The history of this mutable period is remarkably shown in the singular incident of Catherine, the wife of Peter Martyr, and St. Frideswide.
Peter Martyr, when celibacy was the indispensable virtue of an ecclesiastic, brought his wife into his college, and also his bawling children. This spirit of reform was an abhorrence to the conscience and the quiet of the monks. A brothel, a prostitute, and a race of bastards, formed, according to the old inmates, the residence of the family of the reformer. The wife of Martyr died, and was interred near the relics of St. Frideswide. In the Marian days, it was resolved that the departed female should be condemned for heresy, and, since the corpse lay not distant from “that religious virgin, St. Frideswide,” it should be disinterred; and the Dean of Christ Church had the remains of Martyr’s wife dug up and buried in the dunghill of his stable. Five years after, when Elizabeth reigned, the fate of the disturbed bones of the wife of Martyr was recollected, and, by command, with patience and ingenuity, the sub-dean collected from the dunghill the bones which time had disjointed, and placed them in a coffin in the cathedral till they should be reburied with greater solemnity. A search was at the same time made by the sub-dean for the bones of St. Frideswide, which were not found where they had reposed for centuries. They had been hidden by some relic-adoring Catholic, to save them from the profane hands of the triumphant heretics of Edward the Sixth. In the obscurest part of the church, after much seeking, two silken bags were discovered, which had carefully preserved the relics of St. Frideswide. The sub-dean, who seems to have been at once a Romanist and a Reformer, considered that these bones of Peter Martyr’s wife and the female saint should receive equal honours. He put them in the same coffin, and they were re-interred together. This incident provoked some scoffs from the witless, and some grave comments from those who stood more in awe of the corpse of the saint than of the sinner. Thus they were buried and coupled together; and a scholar, whether a divine or a philosopher his ambiguous style will not assure us, inscribed this epitaph:—
| Hic jacet Religio cum Superstitione. |
Did the profound writer insinuate a wish that in one grave should lie mingled together Religion with Superstition? or that they are still as inseparable as the bones of the wife of Peter Martyr with the bones of St. Frideswide? Or did he mean nothing more than the idle antithesis of a scholar’s pen?
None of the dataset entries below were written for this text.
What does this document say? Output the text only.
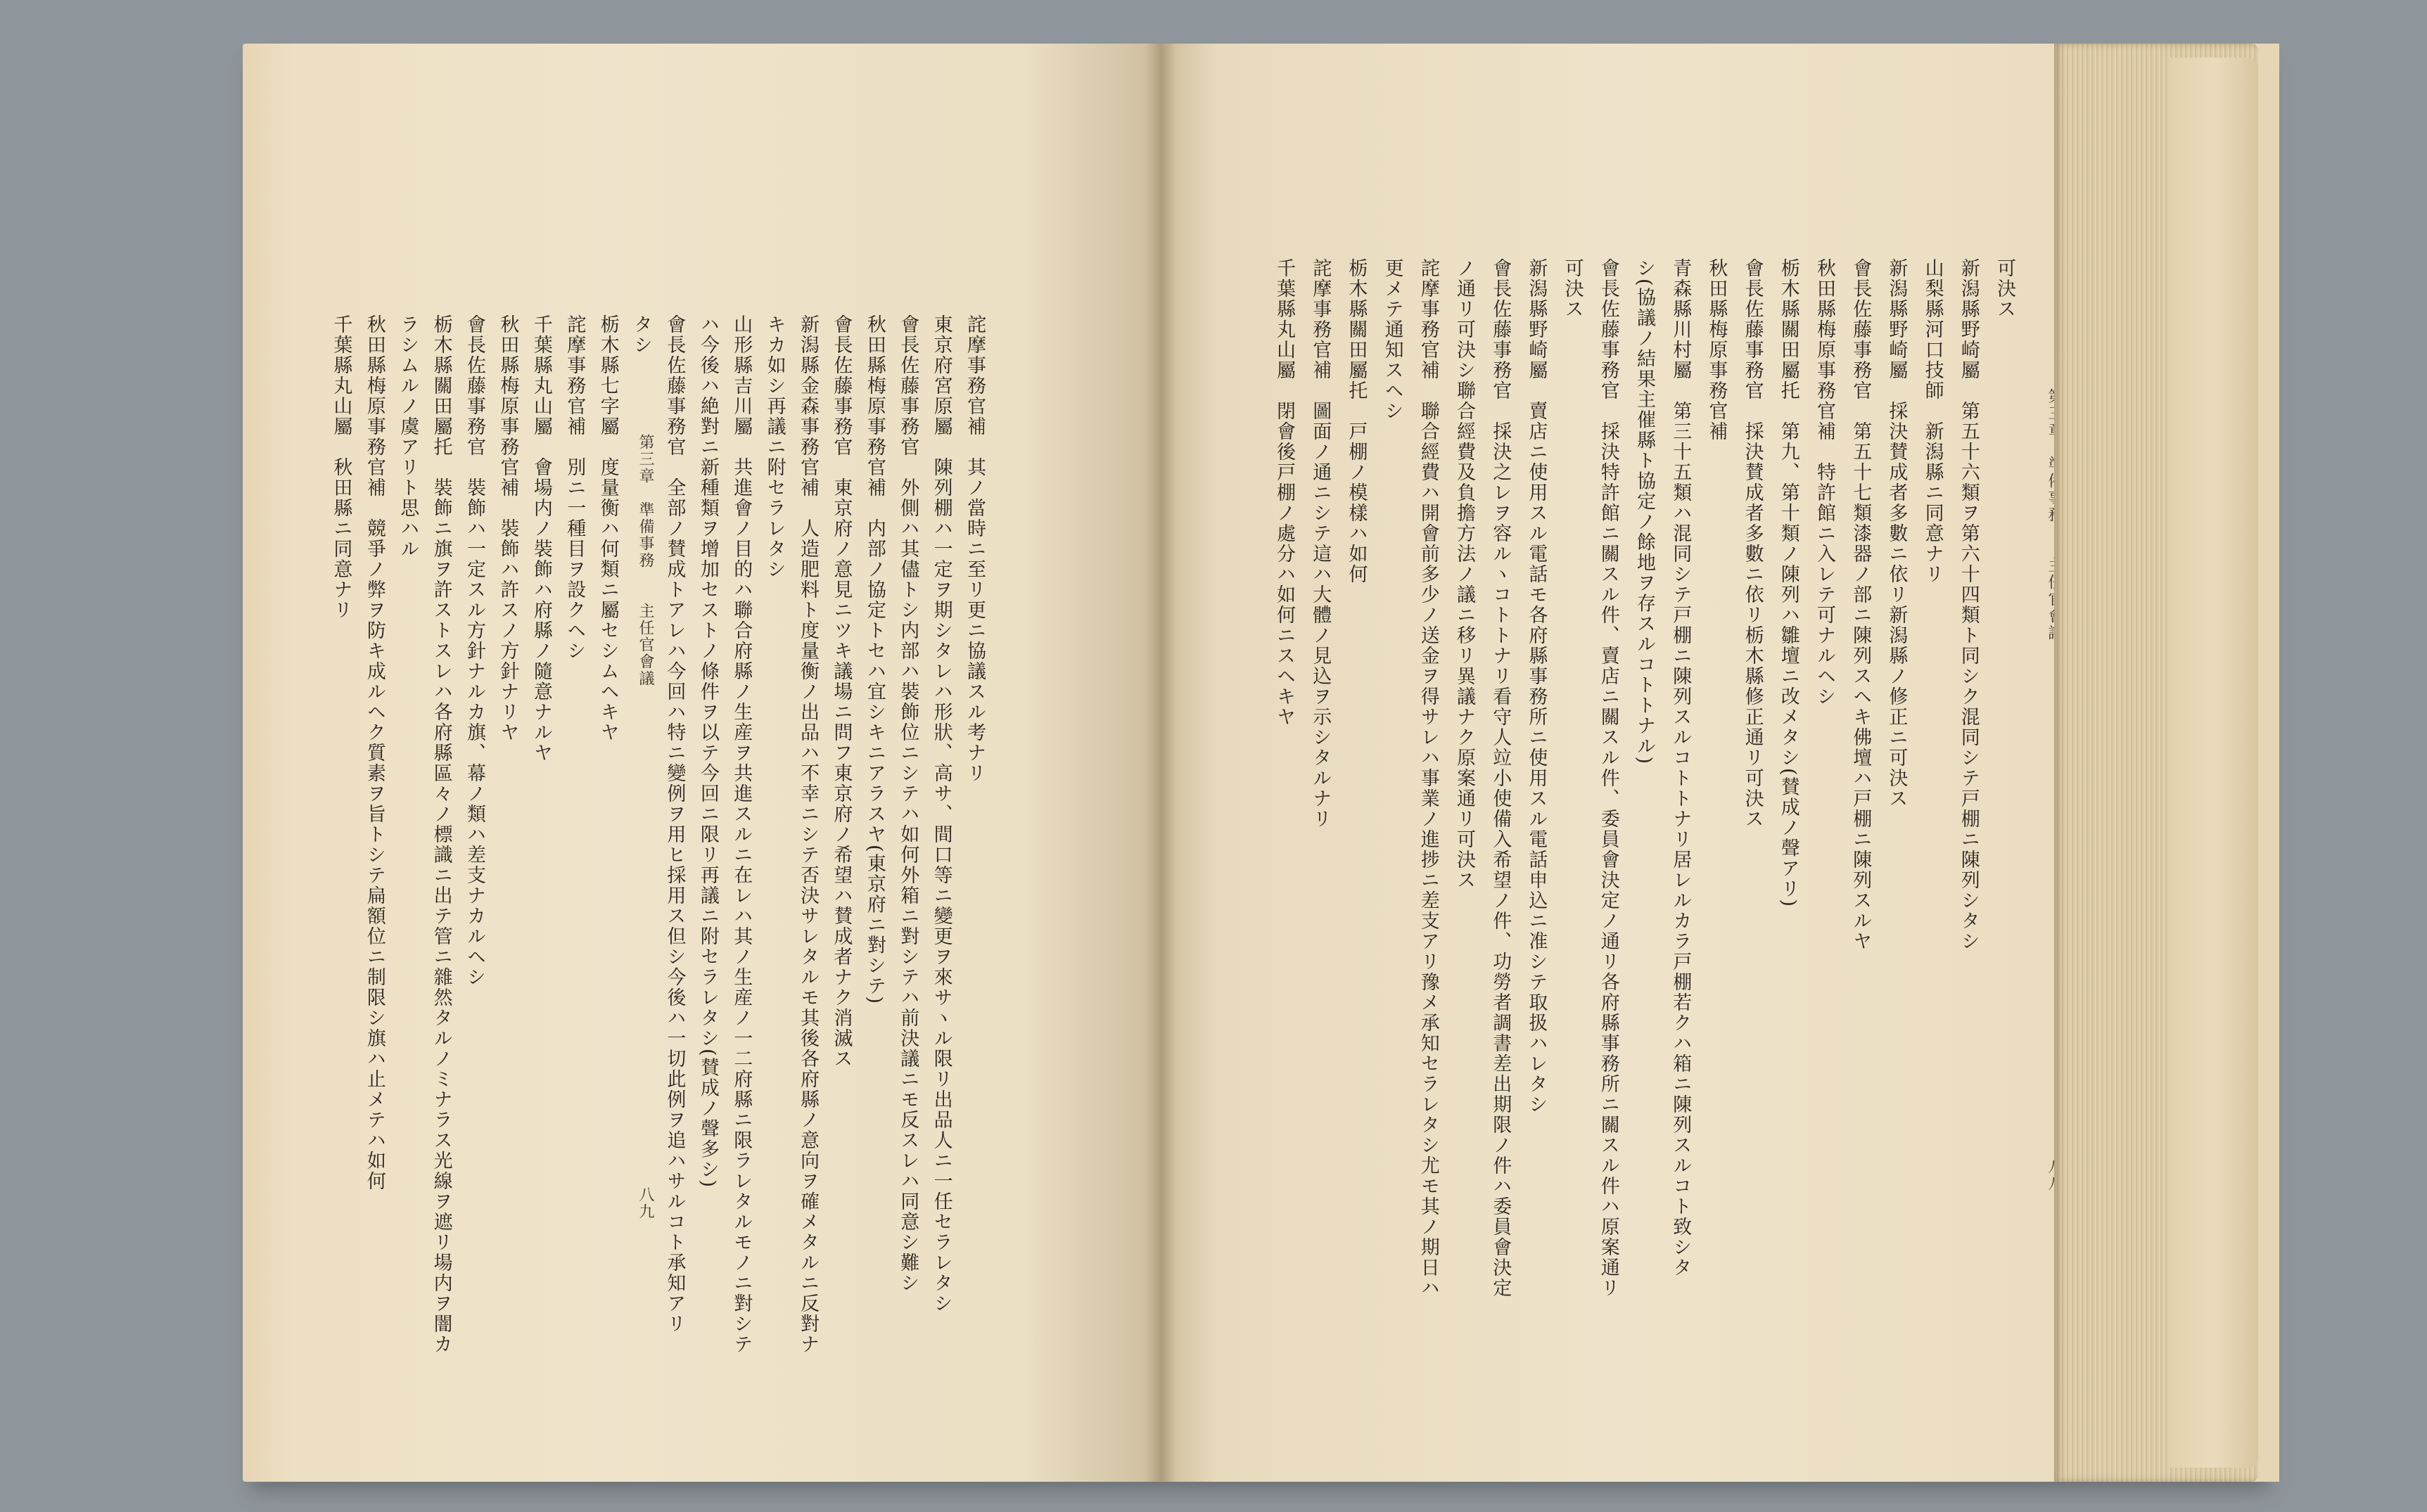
詫摩事務官補　其ノ當時ニ至リ更ニ協議スル考ナリ
東京府宮原屬　陳列棚ハ一定ヲ期シタレハ形狀、高サ、間口等ニ變更ヲ來サヽル限リ出品人ニ一任セラレタシ
會長佐藤事務官　外側ハ其儘トシ内部ハ裝飾位ニシテハ如何外箱ニ對シテハ前決議ニモ反スレハ同意シ難シ
秋田縣梅原事務官補　内部ノ協定トセハ宜シキニアラスヤ(東京府ニ對シテ)
會長佐藤事務官　東京府ノ意見ニツキ議場ニ問フ東京府ノ希望ハ賛成者ナク消滅ス
新潟縣金森事務官補　人造肥料ト度量衡ノ出品ハ不幸ニシテ否決サレタルモ其後各府縣ノ意向ヲ確メタルニ反對ナ
キカ如シ再議ニ附セラレタシ
山形縣吉川屬　共進會ノ目的ハ聯合府縣ノ生産ヲ共進スルニ在レハ其ノ生産ノ一二府縣ニ限ラレタルモノニ對シテ
ハ今後ハ絶對ニ新種類ヲ增加セストノ條件ヲ以テ今回ニ限リ再議ニ附セラレタシ(賛成ノ聲多シ)
會長佐藤事務官　全部ノ賛成トアレハ今回ハ特ニ變例ヲ用ヒ採用ス但シ今後ハ一切此例ヲ追ハサルコト承知アリ
タシ
栃木縣七字屬　度量衡ハ何類ニ屬セシムヘキヤ
詫摩事務官補　別ニ一種目ヲ設クヘシ
千葉縣丸山屬　會場内ノ裝飾ハ府縣ノ隨意ナルヤ
秋田縣梅原事務官補　裝飾ハ許スノ方針ナリヤ
會長佐藤事務官　裝飾ハ一定スル方針ナルカ旗、幕ノ類ハ差支ナカルヘシ
栃木縣關田屬托　裝飾ニ旗ヲ許ストスレハ各府縣區々ノ標識ニ出テ管ニ雜然タルノミナラス光線ヲ遮リ場内ヲ闇カ
ラシムルノ虞アリト思ハル
秋田縣梅原事務官補　競爭ノ弊ヲ防キ成ルヘク質素ヲ旨トシテ扁額位ニ制限シ旗ハ止メテハ如何
千葉縣丸山屬　秋田縣ニ同意ナリ	第三章　準備事務　　主任官會議
八九
可決ス
新潟縣野崎屬　第五十六類ヲ第六十四類ト同シク混同シテ戸棚ニ陳列シタシ
山梨縣河口技師　新潟縣ニ同意ナリ
新潟縣野崎屬　採決賛成者多數ニ依リ新潟縣ノ修正ニ可決ス
會長佐藤事務官　第五十七類漆器ノ部ニ陳列スヘキ佛壇ハ戸棚ニ陳列スルヤ
秋田縣梅原事務官補　特許館ニ入レテ可ナルヘシ
栃木縣關田屬托　第九、第十類ノ陳列ハ雛壇ニ改メタシ(賛成ノ聲アリ)
會長佐藤事務官　採決賛成者多數ニ依リ栃木縣修正通リ可決ス
秋田縣梅原事務官補
青森縣川村屬　第三十五類ハ混同シテ戸棚ニ陳列スルコトトナリ居レルカラ戸棚若クハ箱ニ陳列スルコト致シタ
シ(協議ノ結果主催縣ト協定ノ餘地ヲ存スルコトトナル)
會長佐藤事務官　採決特許館ニ關スル件、賣店ニ關スル件、委員會決定ノ通リ各府縣事務所ニ關スル件ハ原案通リ
可決ス
新潟縣野崎屬　賣店ニ使用スル電話モ各府縣事務所ニ使用スル電話申込ニ准シテ取扱ハレタシ
會長佐藤事務官　採決之レヲ容ルヽコトトナリ看守人竝小使備入希望ノ件、功勞者調書差出期限ノ件ハ委員會決定
ノ通リ可決シ聯合經費及負擔方法ノ議ニ移リ異議ナク原案通リ可決ス
詫摩事務官補　聯合經費ハ開會前多少ノ送金ヲ得サレハ事業ノ進捗ニ差支アリ豫メ承知セラレタシ尤モ其ノ期日ハ
更メテ通知スヘシ
栃木縣關田屬托　戸棚ノ模樣ハ如何
詫摩事務官補　圖面ノ通ニシテ這ハ大體ノ見込ヲ示シタルナリ
千葉縣丸山屬　閉會後戸棚ノ處分ハ如何ニスヘキヤ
At this uncertain crisis of the alliance between Church and State, the history of our English Bible exhibits a singular picture of the Church, which, from courting the favour of the great, gradually grew into its own strength, and rested on its own independence. We perceive it first attracting the royal eye, and afterwards securing the patronage of ministers. This phenomenon is observable in the Bible commanded to be printed by Edward the Sixth. There we view his majesty’s portrait printed and illumined in red. Under Elizabeth, in the same Bible, omitting only the Papistic fish-days, we are surprised by the two portraits of the Earl of Leicester, placed before the Book of Joshua, and Cecil Lord Burleigh, adorning the Psalms. This is the first edition of the Bishops’ Bible. But subsequently, in 1574, we discover that the portraits of the royal favourites are both withdrawn, and a map of the Holy Land substituted, while the arms of Archbishop Parker seem to have been let into the vacancy which Lord Burleigh erst so gloriously occupied. The map of the Holy Land unquestionably is more appropriate than the portraits of the two statesmen; but the arms of the archbishop introduced into the Scriptures indicate a more egotistic spirit in the good prelate than, perhaps, becomes the saintly humility of the pastor. The whole is an exhibition of that worldliness which in its first weakness is uncertain of the favour of the higher powers, but which cannot conceal its triumph in its full-grown strength; the great ecclesiastic, no longer collecting portraits of ministers, stamps his own arms on the sacred volume, to ratify his own power!
[1] It will be found in the additional manuscripts at the British Museum.
[2] See an article on Psalms in vol. ii. of “Curiosities of Literature.”—Ed.